Accompagné par Frédéric Plante, le quadruple médaillé olympique commentera les prouesses de l’équipe olympienne canadienne ainsi que toutes les autres courses du patinage de vitesse longue piste durant les Olympiques sur les ondes de RDS.
Il se tient à l’affut des moindres gestes et mouvements de la délégation canadienne. «J’ai passé beaucoup de temps dernièrement avec l’entraîneur de l’équipe qui se trouve à être un de mes bons amis, Robert Tremblay. J’ai fait le tour de l’équipe et l’esprit global en vue des Jeux est positif. L’attitude et l’ambiance sont bonnes; ils sont tous confiants», dit celui qui a remporté une médaille d’argent au 1000 mètres en 1980 (Lake Placid) ainsi que deux médailles d’or (1000 et 1500 mètres) et une médaille de bronze (500 mètres) quatre années plus tard (Sarajevo).
Aspirations canadiennes
Or, il semble plus conservateur quant au nombre de médailles à la portée des patineurs, comparativement au Comité olympique canadien (COC). «Le minimum de médailles si tout allait vraiment mal serait de six. Dans le meilleur des cas, on pourrait se rendre à 11. Le COC s’attend à neuf médailles, mais je crois que sept ou huit médailles est un objectif plus réalisable.»
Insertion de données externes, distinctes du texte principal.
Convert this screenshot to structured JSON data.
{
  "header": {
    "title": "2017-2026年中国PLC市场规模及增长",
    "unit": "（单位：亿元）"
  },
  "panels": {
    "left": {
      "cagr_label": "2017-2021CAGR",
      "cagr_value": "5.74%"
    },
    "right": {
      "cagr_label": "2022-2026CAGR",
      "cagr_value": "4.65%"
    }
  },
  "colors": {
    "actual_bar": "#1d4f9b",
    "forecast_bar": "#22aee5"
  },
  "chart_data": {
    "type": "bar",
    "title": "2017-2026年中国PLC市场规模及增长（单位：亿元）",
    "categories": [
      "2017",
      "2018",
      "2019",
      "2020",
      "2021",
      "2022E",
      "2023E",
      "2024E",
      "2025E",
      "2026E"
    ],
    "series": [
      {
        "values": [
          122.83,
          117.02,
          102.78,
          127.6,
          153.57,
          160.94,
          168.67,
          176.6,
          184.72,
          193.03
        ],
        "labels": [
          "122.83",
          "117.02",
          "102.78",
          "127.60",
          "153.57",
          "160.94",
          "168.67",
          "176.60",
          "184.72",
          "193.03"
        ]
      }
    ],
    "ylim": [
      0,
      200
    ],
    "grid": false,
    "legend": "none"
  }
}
«L’objectif du COC est de terminer numéro 1 au classement des médailles, soit avec une récolte de 35. Par contre, probablement que le nombre requis sera de 30», ajoute l’ancien patineur.
Il n’hésite pas à vanter les talents de Christine Nesbitt et de Clara Hugues. Toutefois, il affirme que Kristina Groves est l’espoir olympique numéro un en patinage.
«Le COC s’attend à neuf médailles, mais je crois que sept ou huit médailles est un objectif plus réalisable.» - Gaétan Boucher, ancien patineur de vitesse
Pour ce qui est de Jeremy Wotherspoon, il croit que «c’est encore possible. On a essayé de travailler avec son aspect mental. Présentement, il est n’est pas favori, alors il est plus calme et ça joue à son avantage. Par contre, s’il se retrouve en tête après la première course du 500 mètres, la nervosité monte d’un cran. D’ailleurs, il est tombé lundi dernier dans une course; faire une chute quelques jours avant le début des Jeux est le pire des scénarios, surtout compte tenu que c’était sa dernière. Tout se joue entre les deux oreilles pour Jeremy.»
En mode attente
Il ne se gêne pas pour dire que la différence est majeure entre les Championnats du monde et les Jeux olympiques. «L’impact des Jeux est beaucoup plus gros dans la carrière des athlètes. On rencontre d’autres athlètes, on essaie de se faire remarquer par le monde entier et se démarquer des autres sports. C’est beaucoup plus intéressant», évoque M. Boucher.
Toutefois, il se dit déçu de l’ambiance actuelle qui plane sur Vancouver. «Je suis conscient que les Jeux ne sont pas encore entamés, mais je suis déçu jusqu'à maintenant. Or, les installations sont superbes et l’organisation est très bonne, mais on demeure à l’hôtel. À l’inverse, à Turin, on demeurait au village des médias. On partageait beaucoup avec les autres médias des pays étrangers et on découvrait d’autres cultures et d’autres mets. Non, c’est très différent pour le moment, mais nous sommes là pour les performances de nos athlètes», conclut-il.